What CRE Really Wants From Data
A $30 million C-round opens a discussion of what Cherre is doing, and the things clients want.
Cherre, with its “real estate data management and intelligence” platform, has just raised a $30 million series C round, led by HighSage Ventures and including Nuveen Real Estate, RXR (RADV), certain principals of TA Realty, and others. Plus current investors, Trustbridge Partners, Glilot Capital Partners, Intel Capital, and Carthona Capital helped the cause.
At this point, the typical continuation would be what Cherre plans to do, which is “invest in expanding its data intelligence and insight capabilities” and provide clients tools to do more and better.
Every company has an angle, and Cherre, like all, takes a particular direction.

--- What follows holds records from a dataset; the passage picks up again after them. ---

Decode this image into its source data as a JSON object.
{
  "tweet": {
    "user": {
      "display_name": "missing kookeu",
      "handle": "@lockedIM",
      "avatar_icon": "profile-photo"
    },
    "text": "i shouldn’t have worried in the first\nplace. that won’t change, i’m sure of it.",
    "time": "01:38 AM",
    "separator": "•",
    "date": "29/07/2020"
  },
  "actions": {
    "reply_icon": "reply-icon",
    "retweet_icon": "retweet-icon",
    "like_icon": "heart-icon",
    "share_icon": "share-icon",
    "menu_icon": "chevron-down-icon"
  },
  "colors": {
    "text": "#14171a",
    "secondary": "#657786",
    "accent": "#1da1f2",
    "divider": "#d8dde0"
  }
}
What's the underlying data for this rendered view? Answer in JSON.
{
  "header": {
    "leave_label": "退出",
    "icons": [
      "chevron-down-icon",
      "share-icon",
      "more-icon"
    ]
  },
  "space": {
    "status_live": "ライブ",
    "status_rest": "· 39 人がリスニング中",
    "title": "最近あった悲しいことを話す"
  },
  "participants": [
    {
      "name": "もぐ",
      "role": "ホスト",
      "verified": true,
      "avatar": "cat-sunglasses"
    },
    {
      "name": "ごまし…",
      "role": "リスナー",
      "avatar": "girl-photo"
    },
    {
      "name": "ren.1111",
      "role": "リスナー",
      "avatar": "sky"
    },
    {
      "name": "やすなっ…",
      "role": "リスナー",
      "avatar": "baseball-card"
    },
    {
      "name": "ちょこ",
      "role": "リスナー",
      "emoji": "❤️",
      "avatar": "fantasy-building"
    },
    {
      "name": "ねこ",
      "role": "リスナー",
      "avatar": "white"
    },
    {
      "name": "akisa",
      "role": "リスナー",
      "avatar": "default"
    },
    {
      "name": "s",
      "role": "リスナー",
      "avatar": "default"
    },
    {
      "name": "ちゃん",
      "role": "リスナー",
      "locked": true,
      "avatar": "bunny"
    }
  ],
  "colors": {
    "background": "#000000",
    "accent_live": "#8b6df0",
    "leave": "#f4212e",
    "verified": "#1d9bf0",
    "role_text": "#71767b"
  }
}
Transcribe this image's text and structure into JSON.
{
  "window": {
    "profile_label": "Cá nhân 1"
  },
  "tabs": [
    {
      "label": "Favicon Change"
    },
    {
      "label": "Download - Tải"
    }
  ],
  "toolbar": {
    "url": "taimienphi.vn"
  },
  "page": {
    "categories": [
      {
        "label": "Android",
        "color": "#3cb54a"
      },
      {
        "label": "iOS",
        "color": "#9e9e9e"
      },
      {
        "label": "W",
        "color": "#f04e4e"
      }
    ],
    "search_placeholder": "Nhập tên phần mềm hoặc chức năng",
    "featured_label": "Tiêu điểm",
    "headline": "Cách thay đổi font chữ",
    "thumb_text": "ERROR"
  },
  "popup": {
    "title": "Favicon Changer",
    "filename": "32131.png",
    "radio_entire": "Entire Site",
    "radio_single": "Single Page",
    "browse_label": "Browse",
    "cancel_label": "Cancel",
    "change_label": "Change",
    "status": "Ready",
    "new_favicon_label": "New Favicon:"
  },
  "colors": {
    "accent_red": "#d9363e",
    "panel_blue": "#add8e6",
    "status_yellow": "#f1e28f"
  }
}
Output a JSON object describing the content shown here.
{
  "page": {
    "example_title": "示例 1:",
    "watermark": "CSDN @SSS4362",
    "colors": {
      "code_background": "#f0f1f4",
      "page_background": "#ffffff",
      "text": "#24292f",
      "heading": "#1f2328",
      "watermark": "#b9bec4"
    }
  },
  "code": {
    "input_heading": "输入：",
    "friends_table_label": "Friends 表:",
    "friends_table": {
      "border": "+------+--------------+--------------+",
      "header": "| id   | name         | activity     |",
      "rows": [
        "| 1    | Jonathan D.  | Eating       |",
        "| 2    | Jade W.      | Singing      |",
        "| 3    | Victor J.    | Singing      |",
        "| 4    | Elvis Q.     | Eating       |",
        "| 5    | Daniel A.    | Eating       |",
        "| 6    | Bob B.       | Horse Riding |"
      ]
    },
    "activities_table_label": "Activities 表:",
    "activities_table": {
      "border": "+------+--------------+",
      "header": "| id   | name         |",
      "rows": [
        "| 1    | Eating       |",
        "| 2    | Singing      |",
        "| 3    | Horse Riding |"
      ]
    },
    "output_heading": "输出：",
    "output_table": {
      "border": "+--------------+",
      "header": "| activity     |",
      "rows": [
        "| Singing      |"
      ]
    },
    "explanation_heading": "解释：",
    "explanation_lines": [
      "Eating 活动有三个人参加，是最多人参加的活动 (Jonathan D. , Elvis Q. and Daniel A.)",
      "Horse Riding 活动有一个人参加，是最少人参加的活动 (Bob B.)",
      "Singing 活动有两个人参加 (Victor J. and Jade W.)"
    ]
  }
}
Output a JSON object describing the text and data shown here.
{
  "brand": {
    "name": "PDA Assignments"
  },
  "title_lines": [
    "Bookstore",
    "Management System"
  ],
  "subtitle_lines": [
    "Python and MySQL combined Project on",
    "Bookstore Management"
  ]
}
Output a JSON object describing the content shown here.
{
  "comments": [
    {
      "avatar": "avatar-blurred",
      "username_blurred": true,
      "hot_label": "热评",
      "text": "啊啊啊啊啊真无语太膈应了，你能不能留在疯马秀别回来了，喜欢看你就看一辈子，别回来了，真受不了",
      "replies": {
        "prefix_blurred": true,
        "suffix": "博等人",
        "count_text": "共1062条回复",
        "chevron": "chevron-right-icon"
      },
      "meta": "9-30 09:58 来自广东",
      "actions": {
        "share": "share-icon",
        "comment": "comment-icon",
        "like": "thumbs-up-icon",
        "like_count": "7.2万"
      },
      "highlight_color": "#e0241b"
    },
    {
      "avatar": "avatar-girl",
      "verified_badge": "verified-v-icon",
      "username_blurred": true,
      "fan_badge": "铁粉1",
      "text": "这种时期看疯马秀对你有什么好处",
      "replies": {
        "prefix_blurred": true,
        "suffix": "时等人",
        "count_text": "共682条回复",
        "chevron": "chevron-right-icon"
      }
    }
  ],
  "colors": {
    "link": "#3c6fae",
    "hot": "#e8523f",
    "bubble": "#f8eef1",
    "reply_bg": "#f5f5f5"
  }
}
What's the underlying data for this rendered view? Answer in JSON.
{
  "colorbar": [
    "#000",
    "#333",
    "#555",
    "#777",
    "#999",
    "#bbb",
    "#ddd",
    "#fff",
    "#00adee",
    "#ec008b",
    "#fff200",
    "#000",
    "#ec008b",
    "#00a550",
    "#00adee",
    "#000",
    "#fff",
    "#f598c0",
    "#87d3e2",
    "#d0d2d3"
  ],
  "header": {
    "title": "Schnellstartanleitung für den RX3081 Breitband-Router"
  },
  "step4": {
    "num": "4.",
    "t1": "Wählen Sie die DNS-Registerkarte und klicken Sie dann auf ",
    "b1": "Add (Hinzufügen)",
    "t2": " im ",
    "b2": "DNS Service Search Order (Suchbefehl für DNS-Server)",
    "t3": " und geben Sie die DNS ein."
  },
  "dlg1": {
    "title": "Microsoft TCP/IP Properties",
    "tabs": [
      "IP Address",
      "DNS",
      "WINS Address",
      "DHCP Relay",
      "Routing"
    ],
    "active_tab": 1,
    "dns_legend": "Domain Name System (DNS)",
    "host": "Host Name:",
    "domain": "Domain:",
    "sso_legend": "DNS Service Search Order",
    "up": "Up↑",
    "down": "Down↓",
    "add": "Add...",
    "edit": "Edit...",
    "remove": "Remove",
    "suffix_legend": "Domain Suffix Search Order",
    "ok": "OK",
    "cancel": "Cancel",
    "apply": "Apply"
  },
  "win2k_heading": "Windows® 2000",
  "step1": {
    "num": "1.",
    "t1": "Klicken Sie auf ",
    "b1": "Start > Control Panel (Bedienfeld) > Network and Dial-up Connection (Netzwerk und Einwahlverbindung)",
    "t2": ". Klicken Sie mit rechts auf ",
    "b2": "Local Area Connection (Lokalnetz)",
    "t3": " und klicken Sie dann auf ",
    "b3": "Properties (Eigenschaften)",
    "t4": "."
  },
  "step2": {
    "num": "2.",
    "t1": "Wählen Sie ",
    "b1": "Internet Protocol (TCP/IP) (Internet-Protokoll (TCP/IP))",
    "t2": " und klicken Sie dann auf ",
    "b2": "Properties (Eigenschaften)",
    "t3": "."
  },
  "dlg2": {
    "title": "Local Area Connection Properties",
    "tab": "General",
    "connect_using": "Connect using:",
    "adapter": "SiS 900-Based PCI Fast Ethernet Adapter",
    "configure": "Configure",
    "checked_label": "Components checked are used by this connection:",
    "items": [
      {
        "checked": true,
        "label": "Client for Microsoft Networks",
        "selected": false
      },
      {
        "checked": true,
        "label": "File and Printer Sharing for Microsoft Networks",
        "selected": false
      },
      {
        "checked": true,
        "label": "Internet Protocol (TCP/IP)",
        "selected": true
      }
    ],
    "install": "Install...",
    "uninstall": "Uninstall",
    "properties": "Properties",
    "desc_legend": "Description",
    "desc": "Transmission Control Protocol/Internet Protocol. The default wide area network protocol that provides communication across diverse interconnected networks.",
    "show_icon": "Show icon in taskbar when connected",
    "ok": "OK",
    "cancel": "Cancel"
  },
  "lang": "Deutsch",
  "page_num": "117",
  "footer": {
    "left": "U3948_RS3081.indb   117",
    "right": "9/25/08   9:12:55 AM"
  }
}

CEO and co-founder L.D. Salmanson spoke with GlobeSt.com to discuss some of the complications of data and the real intelligence behind decisions, which is ultimately the user companies.
He said the product works well now, but there are areas where they want to use their engineering staff to expand because it’s what customers need. Like anomaly detection.
“It could be as simple as we expect this financial data looks like this and it isn’t, or the data is stale or there are rows missing,’” Salmanson told GlobeSt.com. It may sound like trivial concerns, but if you’ve ever had to clean data, find problems in formatting, or wonder whether what you think you see is what someone put into a database, it immediately gets twisted and painful. It also never sees a final resolution because there is always new and unique data.
A classic problem in corporate data, for instance, is that different parts of a company use the same term for what is inherently different data. Say that a large property owner and operator has to track consumables. Inventory cost could be a first-in, last-out model or an ongoing updated average price or first-in, first-out. Any of these could be valid, but different groups might use different definitions without realizing it. The pricing data could come in from a vendor who uses other price calculations. Or the vendor might round numbers differently from the business, with small discrepancies eventually building to significant sums.
Another direction Cherre plans is more data quality assurance with incorporated business rules that could help identify how the information should be used and incorporated. “A lot of products look really good,” Salmanson says. “Maybe their job is to provide a point solution. But the data behind the scenes [could be] really bad.” And the CRE companies need data that can help them see an ROI as quickly as possible — and they need to understand what the data is and how any manipulations work.
“Our clients are really smart,” he said. “They have sophisticated engineering teams. Get us off the ground and give us the infrastructure and tools that let us build more and more things, but we’re not looking for black box AI or magic.”
Ultimately, what Cherre wants is a world of data that can be connected in practical ways. “Just ask the questions,” Salmanson says. “Real estate operators are not stupid; they know what they want. If data is connected, I can ask questions. If it’s not, nothing can be automated.” And then everything takes so long that the answers can’t come in fast enough to meet business needs.
One example of what a CRE company can achieve, he said, is a client in the affordable multifamily space. The cost of land is a brutal constant. Someone at the business had a brilliant idea to look for parcels owned by a hospital, university, or similar organization and then to see if they could partner with them to develop housing with revenue-sharing rather than purchasing. “It’s really hard to do this,” Salmanson says. “It would take analysts months. It’s a two-second query in Cherre.” But it’s not something Cherre would come up with.